Sul continente, intanto, Bismark introduce nel 1883 la prima legge sulla previdenza sociale e l’Italia seguitò promulgando la legge 80/1898 sull’assicurazione obbligatoria degli operai. Il nostro codice civile all’art.2087 rubricato “Tutela delle condizioni di lavoro” afferma: “L’imprenditore è tenuto ad adottare nell’esercizio dell’impresa le misure che secondo la particolarità del lavoro, dell’esperienza e della tecnica sono necessarie a tutelare l’integrità fisica e la personalità morale dei prestatori”.

Tra il 1955 e il 1956 furono adottati provvedimenti sulla sicurezza antinfortunistica e sull’igiene sul lavoro. E nel 1970 vede la luce la legge n° 300 meglio nota come Statuto dei lavoratori.

Lo Statuto all’art. 9 prevede: che i lavoratori mediante loro rappresentanze hanno diritto di controllare l’applicazione delle norme per la prevenzione degli infortuni e delle malattie professionali nonché il diritto di promuovere la ricerca, l’elaborazione e l’attuazione di tutte le misure idonee a tutelare la loro salute e la loro integrità fisica.

Per parlare di sicurezza e salute dei lavoratori da ultimo esiste un T.U. il Dlgs 81/2008. La salute sul lavoro serve a promuovere il più ampio livello di benessere fisico, mentale e sociale in tutte le professioni. Quindi per sicurezza si intende l’insieme delle misure preventive da adottare per rendere più sicuri e salubri i luoghi di lavoro riducendo l’esposizione ai rischi.

Nonostante sul piano formale le garanzie non manchino, il lavoro nero è una pratica molto diffusa attraverso la quale il datore per abbassare il costo del lavoro e trarre maggiori profitti si avvale della prestazione professionale e lavorativa di un lavoratore in assenza di un regolare contratto con la conseguenza che il dipendente rimane privo di qualsiasi copertura previdenziale e assicurativa.

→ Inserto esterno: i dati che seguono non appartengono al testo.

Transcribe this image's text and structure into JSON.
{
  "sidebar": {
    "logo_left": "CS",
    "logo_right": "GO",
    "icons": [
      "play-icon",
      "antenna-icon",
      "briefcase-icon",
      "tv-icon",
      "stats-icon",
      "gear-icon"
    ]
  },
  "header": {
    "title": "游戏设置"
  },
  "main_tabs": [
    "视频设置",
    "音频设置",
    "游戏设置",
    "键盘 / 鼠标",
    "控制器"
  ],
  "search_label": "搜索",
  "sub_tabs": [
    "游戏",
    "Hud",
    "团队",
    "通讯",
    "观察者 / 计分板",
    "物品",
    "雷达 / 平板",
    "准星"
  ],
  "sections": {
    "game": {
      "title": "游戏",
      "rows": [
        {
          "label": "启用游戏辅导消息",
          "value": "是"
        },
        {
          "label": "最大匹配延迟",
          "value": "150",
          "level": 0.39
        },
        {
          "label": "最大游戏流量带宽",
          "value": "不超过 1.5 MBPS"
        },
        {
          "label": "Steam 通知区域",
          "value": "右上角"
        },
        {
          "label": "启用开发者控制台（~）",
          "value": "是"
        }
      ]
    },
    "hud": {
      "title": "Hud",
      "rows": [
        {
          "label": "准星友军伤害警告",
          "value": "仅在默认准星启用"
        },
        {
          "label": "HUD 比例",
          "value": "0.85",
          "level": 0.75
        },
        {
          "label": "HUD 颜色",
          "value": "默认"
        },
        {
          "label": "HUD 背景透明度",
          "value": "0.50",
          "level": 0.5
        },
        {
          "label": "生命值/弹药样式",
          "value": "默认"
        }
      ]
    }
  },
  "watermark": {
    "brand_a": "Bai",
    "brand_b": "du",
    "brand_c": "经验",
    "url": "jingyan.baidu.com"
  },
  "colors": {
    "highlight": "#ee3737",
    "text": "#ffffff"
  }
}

Per cui il datore risulta inadempiente all’obbligo di inviare comunicazione alle autorità competenti (INAIL, INPS). Ecco quindi che una grande fetta di lavoratori non ha diritti e tutele di alcun genere. Essendo il lavoro nero una lesione dei diritti fondamentali riconosciuti all’individuo dall’ordinamento, le sanzioni per il datore hanno in alcuni casi rilevanza penale.

Più che in altri campi, facendo eccezione per il settore fiscale, l’evasione delle norme poste a presidio di sicurezza e salute è piuttosto elevata, anche forse a causa dello squilibrio fra i due contraenti (prestatori, da un lato, datori dall’altro).

Quando si ridarà dignità al lavoro?

Le vite spezzate sono notevoli e queste comprendono anche tutte le vittime nell’ambito del lavoro sommerso; alle morti si aggiungono infortuni molto spesso occultati e non dichiarati che comportano anche gravi lesioni e talvolta la perdita della capacità lavorativa in maniera permanente. L’abbassamento dei costi di produzione si traduce nella carenza di misure a tutela dei lavoratori. Così gli operai si espongono quotidianamente a rischi dovuti alla carenza di manutenzione, a turni di lavoro massacranti, a lavori notturni che richiedono un più elevato grado di vigile attenzione. Assenza di controlli è assenza della politica, alla quale spetterebbe aumentare le risorse e gli strumenti finalizzati al controllo.

Non è più possibile tollerare questa barbarie, non possiamo permettere che altre vite vengano stroncate, dobbiamo pretendere un ruolo attivo dello Stato nel sanzionare le deroghe a quelle norme poste a tutela del contraente debole che è il prestatore.

Concludendo, il lavoro è dignità e morire sul lavoro significa cadere sul campo nel senso che ogni lavoratore è una recluta per il bene comune, non solo se esercita un pubblico impiego, ma ogni volta che con un impiego persegue quel bene fondamentale che è la solidarietà sociale.